El sistema previsional peruano enfrenta un retroceso significativo tras la publicación del Decreto Supremo N.° 061-2026-EF, que excluye a los trabajadores independientes del aporte obligatorio a pensiones. Esta decisión, oficializada por el Ministerio de Economía y Finanzas (MEF), se enmarca en un contexto donde la informalidad laboral supera el 70%, lo que complica aún más la cobertura previsional en el país. La medida fue aprobada por el Congreso en septiembre del año pasado y se materializa en el artículo 23 de la Ley N.° 32123, permitiendo que los trabajadores independientes y aquellos mayores de 55 años se afilien de manera facultativa al Sistema Nacional de Pensiones o al Sistema Privado de Pensiones.

La exclusión de los trabajadores independientes del sistema de aportes obligatorios representa un debilitamiento de los esfuerzos por fomentar una cultura de ahorro previsional en Perú. Según el Instituto Peruano de Economía (IPE), en 2021, el 96% de los trabajadores independientes no estaban afiliados o no realizaron aportes en el último año, lo que indica que la mayoría de estos trabajadores se encuentran en la informalidad. Martín Valencia, jefe de estudios económicos del IPE, argumenta que esta decisión va en contra de la necesidad de construir una cultura de ahorro, ya que los mecanismos obligatorios son esenciales para corregir el sesgo de los jóvenes que tienden a postergar el ahorro para la jubilación.

Además de los efectos individuales, la decisión refleja una debilidad institucional en la capacidad de sostener reformas previsionales a largo plazo. Luis Miguel Castilla, ex ministro de Economía y Finanzas, señala que esta medida es un nuevo retroceso en un proceso que ya había comenzado a avanzar hacia la obligatoriedad de los aportes de trabajadores independientes. La derogación de esta obligación, que había sido implementada de manera gradual en 2013, pone de manifiesto la dificultad del Congreso para mantener reformas que beneficien a la población en el ámbito de la previsión social.

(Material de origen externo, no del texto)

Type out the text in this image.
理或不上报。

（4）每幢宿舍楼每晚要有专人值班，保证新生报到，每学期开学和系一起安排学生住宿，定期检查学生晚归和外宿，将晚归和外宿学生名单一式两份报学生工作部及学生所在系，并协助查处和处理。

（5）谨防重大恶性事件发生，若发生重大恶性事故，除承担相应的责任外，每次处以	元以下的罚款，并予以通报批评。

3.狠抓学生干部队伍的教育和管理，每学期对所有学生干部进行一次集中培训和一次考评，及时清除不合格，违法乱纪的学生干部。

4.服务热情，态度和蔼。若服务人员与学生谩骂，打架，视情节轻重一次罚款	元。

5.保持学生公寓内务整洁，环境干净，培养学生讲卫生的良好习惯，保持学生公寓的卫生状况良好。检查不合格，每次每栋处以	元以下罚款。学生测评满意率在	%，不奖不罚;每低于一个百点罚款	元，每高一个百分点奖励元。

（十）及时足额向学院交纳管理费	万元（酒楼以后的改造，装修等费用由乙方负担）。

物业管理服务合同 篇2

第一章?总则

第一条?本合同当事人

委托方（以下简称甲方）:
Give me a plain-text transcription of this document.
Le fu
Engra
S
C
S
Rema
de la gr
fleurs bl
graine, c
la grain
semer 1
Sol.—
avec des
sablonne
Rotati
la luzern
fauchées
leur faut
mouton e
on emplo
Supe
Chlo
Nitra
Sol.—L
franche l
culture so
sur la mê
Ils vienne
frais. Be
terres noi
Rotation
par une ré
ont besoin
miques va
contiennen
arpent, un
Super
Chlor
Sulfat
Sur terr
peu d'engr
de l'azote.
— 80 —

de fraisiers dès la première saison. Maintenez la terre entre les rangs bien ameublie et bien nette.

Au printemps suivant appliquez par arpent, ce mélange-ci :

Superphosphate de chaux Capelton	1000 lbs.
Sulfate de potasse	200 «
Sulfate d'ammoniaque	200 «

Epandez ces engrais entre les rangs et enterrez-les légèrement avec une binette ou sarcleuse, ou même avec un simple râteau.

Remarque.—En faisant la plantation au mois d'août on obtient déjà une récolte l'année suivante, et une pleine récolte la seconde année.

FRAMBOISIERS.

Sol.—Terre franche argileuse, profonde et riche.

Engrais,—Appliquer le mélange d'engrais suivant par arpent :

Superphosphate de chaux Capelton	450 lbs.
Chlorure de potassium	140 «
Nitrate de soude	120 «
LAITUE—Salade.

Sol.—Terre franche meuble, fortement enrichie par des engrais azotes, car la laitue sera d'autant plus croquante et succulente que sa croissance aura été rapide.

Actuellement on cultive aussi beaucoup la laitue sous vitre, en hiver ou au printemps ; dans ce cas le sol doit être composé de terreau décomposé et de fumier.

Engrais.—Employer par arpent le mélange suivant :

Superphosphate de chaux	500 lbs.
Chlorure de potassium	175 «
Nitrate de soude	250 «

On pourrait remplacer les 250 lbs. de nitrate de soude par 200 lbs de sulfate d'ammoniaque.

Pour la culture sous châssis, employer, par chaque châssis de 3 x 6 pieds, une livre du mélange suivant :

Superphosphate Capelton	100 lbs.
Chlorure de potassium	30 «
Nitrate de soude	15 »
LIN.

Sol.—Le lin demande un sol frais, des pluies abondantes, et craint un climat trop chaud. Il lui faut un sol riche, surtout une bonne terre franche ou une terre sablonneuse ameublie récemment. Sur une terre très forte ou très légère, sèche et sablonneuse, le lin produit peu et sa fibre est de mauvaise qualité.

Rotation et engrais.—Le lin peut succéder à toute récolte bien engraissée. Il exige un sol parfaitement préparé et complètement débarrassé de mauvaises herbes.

El impacto de esta decisión se extiende más allá de los trabajadores independientes. La reciente aprobación de un nuevo retiro de fondos de las AFP (Administradoras de Fondos de Pensiones) también contribuye a erosionar los avances en la reforma del sistema previsional. Según Sergio Espinosa, jefe de la Superintendencia de Banca, Seguros y AFP (SBS), la incertidumbre regulatoria generada por estos cambios podría desincentivar la entrada de nuevos actores al mercado de administración de fondos, lo que limitaría aún más las opciones disponibles para los trabajadores.

A futuro, es crucial monitorear cómo estas reformas afectan la percepción de los trabajadores sobre la seguridad de su jubilación y el ahorro a largo plazo. La SBS está preparando un estudio sobre la situación actual del sistema de pensiones, que se espera sirva como insumo para el próximo gobierno. Este estudio podría ofrecer recomendaciones sobre cómo abordar los vacíos que la reforma actual mantiene y qué medidas se pueden implementar para mejorar la inclusión de los trabajadores informales en el sistema previsional. La situación de los trabajadores independientes y los cambios en la regulación de las AFP serán temas clave a seguir en los próximos meses, especialmente en un contexto donde la protección social sigue siendo un desafío pendiente en Perú.